The defendants claim the right to control and operate the canal, and to collect from plaintiffs certain assessments solely for the necessary expenses of maintaining and repairing the canal; and claim that certain assessments are due from the plaintiffs, and threaten to prevent the water of the plaintiffs from flowing in said canal for nonpayment of the assessments, which, it is alleged, would result in great and irreparable injury to them.
The assessments made by the defendant include numerous items, specified in the complaint and alleged not to be proper charges for maintaining or repairing the canal, and it is alleged that there are others of the same character which the plaintiffs are unable to specify; and plaintiffs aver that they are ready to pay such portion of the assessments as may be adjudged to be a lawful charge, etc.
It is objected by the appellants' counsel that the injunction was granted after issuing of summons upon the amended complaint alone, and that the court was therefore without jurisdiction to grant it. The objection rests upon the language of section 527 of the Code of Civil Procedure, which is that "the injunction may be granted at the time of issuing the summons upon the complaint, and at any time afterward before judgment upon affidavits."

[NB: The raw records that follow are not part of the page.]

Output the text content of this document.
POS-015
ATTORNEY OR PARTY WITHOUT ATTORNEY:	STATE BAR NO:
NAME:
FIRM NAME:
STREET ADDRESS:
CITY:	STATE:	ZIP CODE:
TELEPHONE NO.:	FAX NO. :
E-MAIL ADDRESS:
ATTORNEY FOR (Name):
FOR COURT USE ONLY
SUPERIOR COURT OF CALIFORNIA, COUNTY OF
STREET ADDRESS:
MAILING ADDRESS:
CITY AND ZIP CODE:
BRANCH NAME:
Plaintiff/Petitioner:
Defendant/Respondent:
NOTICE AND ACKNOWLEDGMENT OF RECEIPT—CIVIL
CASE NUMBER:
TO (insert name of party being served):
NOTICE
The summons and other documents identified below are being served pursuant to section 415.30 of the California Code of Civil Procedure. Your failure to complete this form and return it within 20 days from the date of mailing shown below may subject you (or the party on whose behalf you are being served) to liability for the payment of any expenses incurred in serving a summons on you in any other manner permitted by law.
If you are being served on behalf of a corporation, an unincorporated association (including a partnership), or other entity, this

Whether the injunction was granted before or after the issuing of summons does not appear on the record; but, waiving this, it is a sufficient answer to the objection to say that the amended complaint was itself an affidavit, and there is no reason that it should not have been used as such. (Falkinburg v. Lucy, 35 Cal. 52 ; Delger v. Johnson, 44 Cal. 182; Hiller v. Collins, 63 Cal. 237; High on Injunctions, secs. 1574, 1577, 1587, 1604; Howard v. Eddy, 56 Kan. 498.)
95 Am Dec. 76.
It is further objected that the complaint does not state the quantity of water owned by the plaintiffs; that it does not appear that the defendant's alleged claims are not rightful; that the relative rights of the parties in the subject matter cannot be determined from the complaint; that there are no facts stated which confine the right of the defendants to levy assessments to the cost of operating the canal; and it does not appear that plaintiffs would suffer irreparable damages; that it is conceded that part of the assessments are correct, and that there is a misjoinder of parties plaintiff. But these objections are all manifestly untenable.
The plaintiffs were tenants in common of the ditch, and as such were entitled to sue together. (Code Civ. Proc., sec. 381.) It is sufficiently alleged that the damages from the threatened injury would be irreparable. The other objections do not touch the grounds on which the injunction was granted; which were simply that the plaintiffs were part owners of the canal, and that defendant threatened to deprive them of the use of it, etc. It was therefore unnecessary to specify the quantity of water owned by the plaintiffs.
We therefore advise that the order appealed from be affirmed.
Gray, C., and Cooper, C., concurred.
For the reasons given in the foregoing opinion the order appealed from is affirmed.
Temple, J., McFarland, J., Henshaw, J.